Wednesday, June 22, 2011

Chicken Biryani


Looks like I am on a dedication spree. The credit for this recipe goes to my darling husband. A delicate blend of spices to make an aromatic and light flavoured rice and chicken. Make a vegetable or boondi raita and your sure to steal the show. Thanks for sharing this Flav. And Gody hope you try this out! :)


Ingredients... (Serves 5-6)
For Marination
1 Kg Chicken 
1 Cup Curd 
1 Tsp Turmeric powder
2 Tsp Chilli powder
1.5 Tsp Salt

For Masala/gravy
4 Tbsp Oil
3 Cloves
4 Cardamom
1 inch piece Cinnamon
3 Onions (finely chopped)
1 Tomatoes (finely chopped)
2 Tsp Biryani or Meat Masala
3 cups Basmati Rice

Here's what to do...
Mix the chicken, curd, turmeric, chilly powder and salt in a bowl and marinate covered for about 2 hours (overnight in the refrigerator is best).

Heat oil in a pan, add cloves, cardamom, cinnamon and fry till the cinnamon changes color.

Add onions and fry till golden brown.
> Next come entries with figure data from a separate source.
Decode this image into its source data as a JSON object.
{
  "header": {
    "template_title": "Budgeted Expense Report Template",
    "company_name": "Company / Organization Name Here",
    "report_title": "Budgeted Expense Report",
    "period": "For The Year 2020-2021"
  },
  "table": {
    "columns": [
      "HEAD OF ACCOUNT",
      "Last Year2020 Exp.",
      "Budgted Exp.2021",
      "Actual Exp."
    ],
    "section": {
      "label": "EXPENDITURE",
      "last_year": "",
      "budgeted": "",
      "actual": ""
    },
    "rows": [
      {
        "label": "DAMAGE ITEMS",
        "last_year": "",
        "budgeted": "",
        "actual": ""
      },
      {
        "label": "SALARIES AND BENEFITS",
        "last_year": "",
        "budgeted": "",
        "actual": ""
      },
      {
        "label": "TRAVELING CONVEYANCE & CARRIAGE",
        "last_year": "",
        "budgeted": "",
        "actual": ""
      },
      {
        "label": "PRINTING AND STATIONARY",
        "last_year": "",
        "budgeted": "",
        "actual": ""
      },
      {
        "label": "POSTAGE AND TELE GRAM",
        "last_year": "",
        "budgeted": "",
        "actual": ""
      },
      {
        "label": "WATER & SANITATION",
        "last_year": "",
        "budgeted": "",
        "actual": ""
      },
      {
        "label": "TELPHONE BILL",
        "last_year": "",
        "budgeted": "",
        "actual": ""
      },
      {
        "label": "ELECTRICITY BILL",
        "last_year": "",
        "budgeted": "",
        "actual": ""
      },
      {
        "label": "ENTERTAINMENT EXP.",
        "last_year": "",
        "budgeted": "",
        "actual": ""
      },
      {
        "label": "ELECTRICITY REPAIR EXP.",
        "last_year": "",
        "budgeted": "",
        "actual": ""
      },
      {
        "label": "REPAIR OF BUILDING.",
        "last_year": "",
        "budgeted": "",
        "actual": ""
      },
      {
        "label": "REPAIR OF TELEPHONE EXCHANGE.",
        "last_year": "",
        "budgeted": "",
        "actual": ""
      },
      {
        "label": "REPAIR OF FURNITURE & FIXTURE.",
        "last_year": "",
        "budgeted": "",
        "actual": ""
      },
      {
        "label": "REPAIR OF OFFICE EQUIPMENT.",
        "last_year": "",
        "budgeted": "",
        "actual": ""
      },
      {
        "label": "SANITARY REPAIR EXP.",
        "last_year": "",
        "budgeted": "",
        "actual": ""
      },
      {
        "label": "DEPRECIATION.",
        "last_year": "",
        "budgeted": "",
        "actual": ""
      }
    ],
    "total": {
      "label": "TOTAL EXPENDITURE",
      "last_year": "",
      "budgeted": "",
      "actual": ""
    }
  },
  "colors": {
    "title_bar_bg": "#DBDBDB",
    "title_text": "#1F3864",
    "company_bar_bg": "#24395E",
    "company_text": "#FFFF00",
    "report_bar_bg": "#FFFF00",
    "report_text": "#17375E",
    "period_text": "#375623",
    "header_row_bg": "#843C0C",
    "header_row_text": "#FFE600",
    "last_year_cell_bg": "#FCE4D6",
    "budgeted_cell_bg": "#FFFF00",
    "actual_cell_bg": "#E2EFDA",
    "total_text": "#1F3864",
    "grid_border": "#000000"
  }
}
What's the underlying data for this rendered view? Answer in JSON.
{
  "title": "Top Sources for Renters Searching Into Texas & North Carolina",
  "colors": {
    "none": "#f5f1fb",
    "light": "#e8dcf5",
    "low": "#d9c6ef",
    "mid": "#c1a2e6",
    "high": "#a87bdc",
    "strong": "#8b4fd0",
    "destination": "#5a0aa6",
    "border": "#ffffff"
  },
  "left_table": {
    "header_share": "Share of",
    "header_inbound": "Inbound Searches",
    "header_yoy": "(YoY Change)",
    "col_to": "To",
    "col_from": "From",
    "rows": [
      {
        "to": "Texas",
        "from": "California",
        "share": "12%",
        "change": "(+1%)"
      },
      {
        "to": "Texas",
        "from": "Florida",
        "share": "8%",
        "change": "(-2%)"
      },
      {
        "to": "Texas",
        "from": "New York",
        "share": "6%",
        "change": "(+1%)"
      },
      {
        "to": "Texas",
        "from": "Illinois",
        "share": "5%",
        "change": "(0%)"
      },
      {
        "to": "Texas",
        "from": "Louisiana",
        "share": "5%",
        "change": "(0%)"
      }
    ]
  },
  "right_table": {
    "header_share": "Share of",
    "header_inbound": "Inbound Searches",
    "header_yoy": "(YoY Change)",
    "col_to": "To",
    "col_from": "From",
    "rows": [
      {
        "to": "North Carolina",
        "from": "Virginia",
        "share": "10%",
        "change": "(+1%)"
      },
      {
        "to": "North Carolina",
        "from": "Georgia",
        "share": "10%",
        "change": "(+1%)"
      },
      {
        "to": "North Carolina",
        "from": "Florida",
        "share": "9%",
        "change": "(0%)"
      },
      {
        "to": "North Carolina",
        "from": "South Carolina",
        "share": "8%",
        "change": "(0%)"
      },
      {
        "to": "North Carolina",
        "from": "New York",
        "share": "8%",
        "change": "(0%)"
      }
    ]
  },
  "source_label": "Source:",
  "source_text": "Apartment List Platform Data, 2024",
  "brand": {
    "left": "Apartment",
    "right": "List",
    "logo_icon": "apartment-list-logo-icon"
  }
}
Add tomatoes and biryani masala and fry till the mixture appears uniform and turns reddish orange in color.

Now add the chicken and cook the mixture on a medium flame till the chicken is half done (should be able to poke it easily with a fork).

Wash the rice and add 3 cups of water in a rice cooker. Add the entire chicken curry mix from above in the rice. Mix well and allow it to cook for about 20 min. There will not be any gravy left; just the masala.

Your biryani is ready.

Tips and Garnishing...
To make it more authentic, add fresh mint leaves while preparing the chicken masala (add along with the tomatoes). And finally when the biryani is done, garnish with fresh coriander.

If you do not

have a rice cook, use a pressure cooker or a cooking pot with lid and follow the same procedure.